Once my cyno self-destructed, I got back in my Astero, bought a new cyno generator and liquid ozone, and made my way to Horkkisen, an unfortunately named system I've never been to before. It was a lone low-sec system on the other side of a high-sec island, and I never saw a soul in local. I didn't anticipate problems on that side.
But first, i needed to get into P3EN safely. Once I positioned my cyno character, I undocked my carrier and started to align to P3EN, furiously hitting dscan for probes or ships. So far, so good. The gate was in front of the undock, so I didn't need to worry about bumping off the station while aligning. Ever so slowly, my ship entered warp. I was committed now.

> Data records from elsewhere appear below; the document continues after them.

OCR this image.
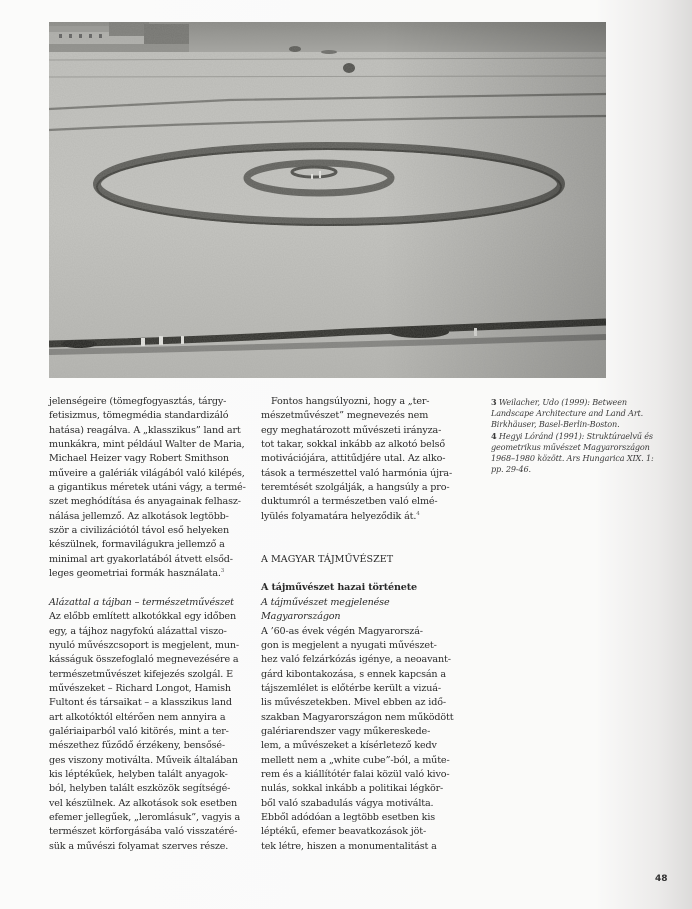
jelenségeire (tömegfogyasztás, tárgy-
fetisizmus, tömegmédia standardizáló
hatása) reagálva. A „klasszikus” land art
munkákra, mint például Walter de Maria,
Michael Heizer vagy Robert Smithson
műveire a galériák világából való kilépés,
a gigantikus méretek utáni vágy, a termé-
szet meghódítása és anyagainak felhasz-
nálása jellemző. Az alkotások legtöbb-
ször a civilizációtól távol eső helyeken
készülnek, formavilágukra jellemző a
minimal art gyakorlatából átvett elsőd-
leges geometriai formák használata.$^3$

Alázattal a tájban – természetművészet

Az előbb említett alkotókkal egy időben
egy, a tájhoz nagyfokú alázattal viszo-
nyuló művészcsoport is megjelent, mun-
kásságuk összefoglaló megnevezésére a
természetművészet kifejezés szolgál. E
művészeket – Richard Longot, Hamish
Fultont és társaikat – a klasszikus land
art alkotóktól eltérően nem annyira a
galériaiparból való kitörés, mint a ter-
mészethez fűződő érzékeny, bensősé-
ges viszony motiválta. Műveik általában
kis léptékűek, helyben talált anyagok-
ból, helyben talált eszközök segítségé-
vel készülnek. Az alkotások sok esetben
efemer jellegűek, „leromlásuk”, vagyis a
természet körforgásába való visszatéré-
sük a művészi folyamat szerves része.

Fontos hangsúlyozni, hogy a „ter-
mészetművészet” megnevezés nem
egy meghatározott művészeti irányza-
tot takar, sokkal inkább az alkotó belső
motivációjára, attitűdjére utal. Az alko-
tások a természettel való harmónia újra-
teremtését szolgálják, a hangsúly a pro-
duktumról a természetben való elmé-
lyülés folyamatára helyeződik át.$^4$

A MAGYAR TÁJMŰVÉSZET

A tájművészet hazai története

A tájművészet megjelenése
Magyarországon

A ’60-as évek végén Magyarorszá-
gon is megjelent a nyugati művészet-
hez való felzárkózás igénye, a neoavant-
gárd kibontakozása, s ennek kapcsán a
tájszemlélet is előtérbe került a vizuá-
lis művészetekben. Mivel ebben az idő-
szakban Magyarországon nem működött
galériarendszer vagy műkereskede-
lem, a művészeket a kísérletező kedv
mellett nem a „white cube”-ból, a műte-
rem és a kiállítótér falai közül való kivo-
nulás, sokkal inkább a politikai légkör-
ből való szabadulás vágya motiválta.
Ebből adódóan a legtöbb esetben kis
léptékű, efemer beavatkozások jöt-
tek létre, hiszen a monumentalitást a

3 Weilacher, Udo (1999): Between
Landscape Architecture and Land Art.
Birkhäuser, Basel-Berlin-Boston.

4 Hegyi Lóránd (1991): Struktúraelvű és
geometrikus művészet Magyarországon
1968–1980 között. Ars Hungarica XIX. 1:
pp. 29-46.

48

As I was 12 au away, I saw probes and an Astero pop up on dscan. My eyes widened with alarm instantly, but they were only core probes. I kept dscanning, expecting to see the core probes be replaced by combat probes, but nothing changed as I landed on the gate. Without waiting for that to change, I jumped.
Mercury, god of travelers, was smiling on me. The system was unchanged, just a single pilot in local and no bubbles. Without waiting around, I lit my cyno, double-clicked in space to break my gate cloak, and jumped to safety.
Horkissen had 9 pilots in local, but the wormhole was within dscan range. As soon as my cyno self-destructed, I undocked and started aligning off to the hole. I had been lucky once already. But my scouting of the system seemed accurate. Everyone was either docked up or too busy with their own business to bother me. I jumped through the hole to an empty system in Domain, and then through the second hole to nullsec. No within the same constellation as my destination, one of my corpmates scouted me the last few gates, and I found myself home.
In the end, I saved myself fifteen cynos by taking the risk. Was it worth it? Was it the right decision? I can tell you that using that route turned a simple, safe move op into a nerve-wracking hour of travel. An hour of anxiety is a lot better than the hassle of a whole week's effort of moving a capital across the map. In the end, no one tried to catch me, but I did take a few big risks and made a few assumptions, and those risks elevated the experience from a chore to a gamble. Gambles are infinitely more enjoyable.
In the end, it isn't the reality of our situation that we really respond to, but all the possibilities of the unknown hitting us all at once. That's why I play this game; the what-ifs colliding with probability, intersecting with the pursuit of enjoyment. What a rush!